Data menunjukkan bahwa honorer yang berasal dari database Badan Kepegawaian Negara (BKN) mendominasi kelulusan, salah satunya di Kabupaten Kudus.
Dari total 662 peserta yang dinyatakan lulus penuh waktu di kabupaten tersebut, sebagian besar merupakan peserta dari kategori non-ASN yang sudah terdata sebelumnya. Rinciannya terdiri dari:
-
R1D/L: 2 orang
-
R2/L: 66 orang
-
R3/L: 459 orang
-
R3/L-2: 2 orang
-
R4/L: 82 orang
-
R4/L-2: 6 orang
-
R5/L: 45 orang
Meskipun demikian, masih terdapat sekitar 2.000 honorer di wilayah tersebut yang belum berhasil lulus, baik pada seleksi tahap 1 maupun tahap 2.
Hal ini menimbulkan kekhawatiran, terutama di kalangan honorer kategori R4 yang tidak terdata dalam sistem BKN.
Untuk memahami status kelulusan, peserta perlu mengetahui arti dari berbagai kode yang tercantum pada pengumuman.

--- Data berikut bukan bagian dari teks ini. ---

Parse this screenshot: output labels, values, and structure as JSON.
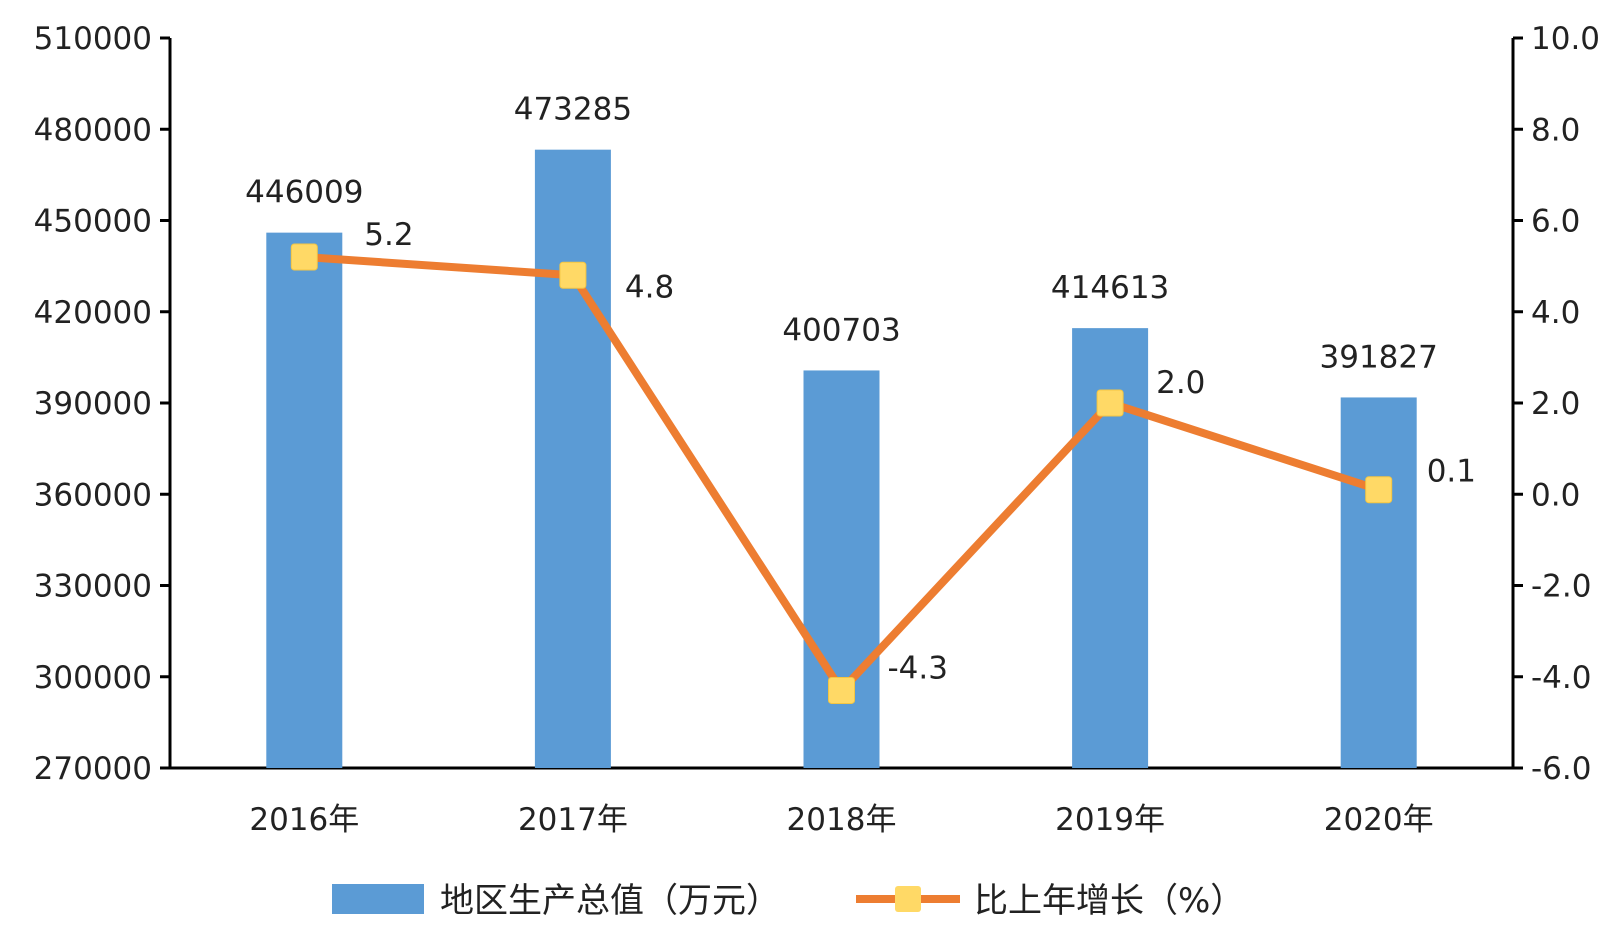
{
  "chart_data": {
    "type": "bar+line",
    "categories": [
      "2016年",
      "2017年",
      "2018年",
      "2019年",
      "2020年"
    ],
    "series": [
      {
        "name": "地区生产总值（万元）",
        "type": "bar",
        "axis": "left",
        "values": [
          446009,
          473285,
          400703,
          414613,
          391827
        ],
        "labels": [
          "446009",
          "473285",
          "400703",
          "414613",
          "391827"
        ],
        "color": "#5B9BD5"
      },
      {
        "name": "比上年增长（%）",
        "type": "line",
        "axis": "right",
        "values": [
          5.2,
          4.8,
          -4.3,
          2.0,
          0.1
        ],
        "labels": [
          "5.2",
          "4.8",
          "-4.3",
          "2.0",
          "0.1"
        ],
        "color": "#ED7D31",
        "marker_color": "#FFD966"
      }
    ],
    "y_left": {
      "ylim": [
        270000,
        510000
      ],
      "ticks": [
        270000,
        300000,
        330000,
        360000,
        390000,
        420000,
        450000,
        480000,
        510000
      ],
      "tick_labels": [
        "270000",
        "300000",
        "330000",
        "360000",
        "390000",
        "420000",
        "450000",
        "480000",
        "510000"
      ]
    },
    "y_right": {
      "ylim": [
        -6,
        10
      ],
      "ticks": [
        -6,
        -4,
        -2,
        0,
        2,
        4,
        6,
        8,
        10
      ],
      "tick_labels": [
        "-6.0",
        "-4.0",
        "-2.0",
        "0.0",
        "2.0",
        "4.0",
        "6.0",
        "8.0",
        "10.0"
      ]
    },
    "grid": false,
    "legend_position": "bottom"
  }
}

Berikut penjelasannya:
| Kode | Keterangan |
|---|---|
| L | Lulus seleksi penuh waktu |
| L2 | Lulus optimalisasi dari formasi berbeda |
| R2 | Eks Tenaga Honorer Kategori II (THK-II) |
| R3 | Non-ASN terdata di instansi dan BKN |
| R4 | Non-ASN yang tidak terdata |
| R5 | Lulusan Pendidikan Profesi Guru (PPG) |
| R3T | Non-ASN terdata namun hanya dapat formasi paruh waktu |
| TH | Tidak hadir saat seleksi |
| TMS | Tidak memenuhi syarat |
| APS | Mengundurkan diri |
| DIS | Didiskualifikasi |
Khusus untuk peserta dengan kode R3T, BKN menyebutkan bahwa mereka belum langsung dinyatakan lulus sebagai PPPK penuh waktu, melainkan akan masuk dalam skema paruh waktu.

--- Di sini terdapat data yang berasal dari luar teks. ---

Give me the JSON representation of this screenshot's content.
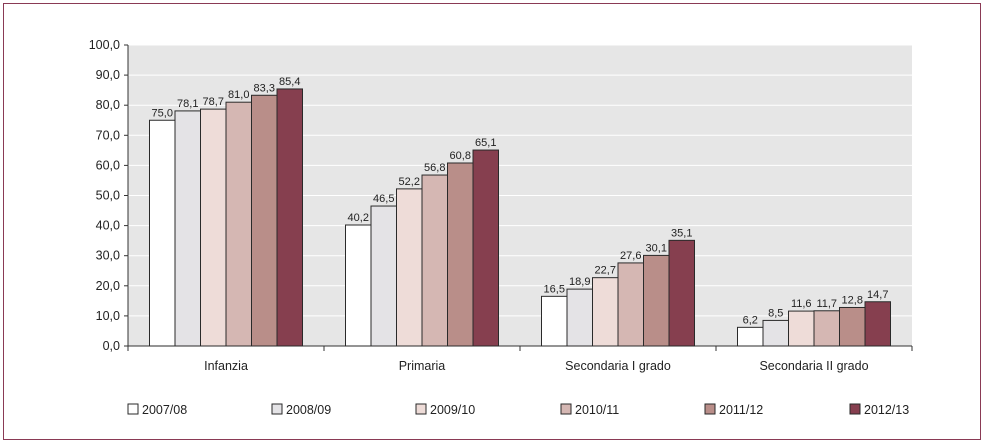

Peserta diminta untuk menunggu pengumuman lanjutan dari pemerintah terkait mekanisme penempatan dan pengangkatan.
Bagi peserta yang telah lulus (kode L, L2, dan L-3), langkah selanjutnya adalah melakukan pengisian Daftar Riwayat Hidup (DRH) dan mengunggah dokumen pendukung melalui portal SSCASN sesuai jadwal yang ditentukan.
Sementara itu, para honorer yang belum lulus diminta tetap tenang dan terus mengikuti informasi resmi dari instansi terkait.
Pemerintah melalui BKN berkomitmen untuk menyelesaikan penataan tenaga non-ASN secara bertahap.